Cracker’s David Lowery Unveils New Country Ballad, Talks Upcoming Double Album
Cracker have been weaving subtle yet undeniable country twang throughout their sound since their 1992 self-titled debut. See “Mr. Wrong” from that album, or even “Lonesome Johnny Blues” from the 1993 follow-up Kerosene Hat. But with their new double album, Berkeley to Bakersfield, out December 9th, the alt-rock radio band known for such hits as “Low” and “Get Off This” dives headfirst into the California country sound. At least on the Bakersfield portion of the album. Listen to an exclusive premiere of the track “Almond Grove” below.
“I remember when we delivered the first Cracker album to Virgin, our A&R guy said something to the effect of, ‘OK, good songs, but are you sure you want to deliver a country-rock album when Nirvana is at the top of the charts?'” Cracker’s David Lowery tells Rolling Stone Country. “And he was right. But because [the album’s lead single] ‘Teen Angst’ came off as such an alternative-rock track, no one really noticed how much of a roots-rock album it really was. We had songs that got played on alternative radio, but you basically have a record that is more influenced by mid-period Stones, the Band and the writing of Jim Lauderdale.”
Cracker, co-founded by Lowery and Johnny Hickman in 1991, were an amalgamation of two distinctly California sounds: the country of the Inland Empire and the rock and punk of the Bay Area. Berkeley to Bakersfield then is the group paying tribute to those influences. “If this was the last record we ever made — and I’m not saying it is — it sums up what the band does very well. It sums up our history, our career,” says Lowery, who prior to Cracker formed the cult-fave band Camper Van Beethoven. Upon starting out, the group would alternate playing shows at a honky-tonk and a punk club in Santa Cruz.
Berkeley to Bakersfield isn’t Cracker’s first album foray into country music — but it is their first of all-original material. In 2003, the band released Countrysides, a collection of mostly covers, including Hank Williams Jr.’s “Family Tradition,” Ray Wylie Hubbard’s “Up Against the Wall Redneck Mother” and even Bruce Springsteen‘s “Sinaloa Cowboys.”
“We knew there was a harder edged, shit-talking part of country music, the more honky-tonk stuff, that was not really being addressed by our peers.
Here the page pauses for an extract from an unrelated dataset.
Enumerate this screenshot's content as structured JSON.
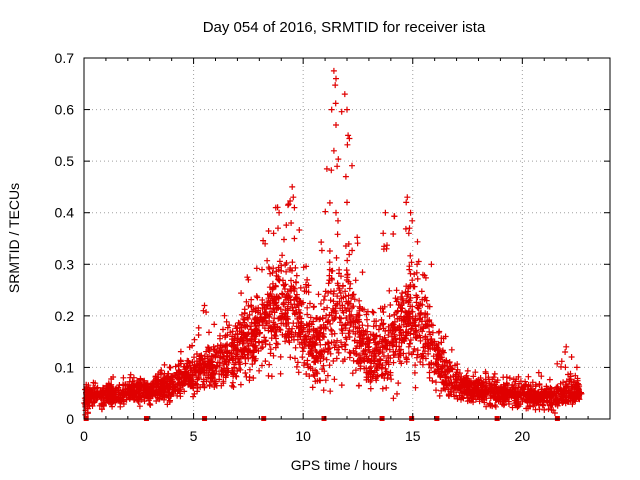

And part of that is a tradition of having this tongue-in-cheek wordplay in country music,” says Lowery. “With Countrysides, we wanted to embrace that.”
Lowery indulges a darker side of that wordplay on the loping country track “Almond Grove,” from Berkeley to Bakersfield. A story of a guy who lost his family and longs to reunite with them, the lyrics reveal a surprise sad ending. Lowery acknowledges that it’s similar to “Green, Green Grass of Home,” the doomed prisoner ballad made famous by Porter Wagoner.
“It’s a dark song and I’m playing with that ‘Green, Green Grass of Home’ archetype. You don’t really know what he means by ‘going home’ until the third verse. You think he’s getting $100 for a bus ticket; you think he’s going to go back home to the family homestead to the almond groves and cotton fields,” says Lowery. “But he spirals down and purposely ODs.”
Berkeley to Bakersfield marks Cracker’s 10th studio album, a milestone that isn’t lost on Lowery.
“If somebody had told me I was going to be in the music business for over 30 years, when I was first forming Camper Van Beethoven, or that Cracker would still be playing 23 years later, I really would have been very surprised by that,” he laughs. “I would have asked them what they were smoking.”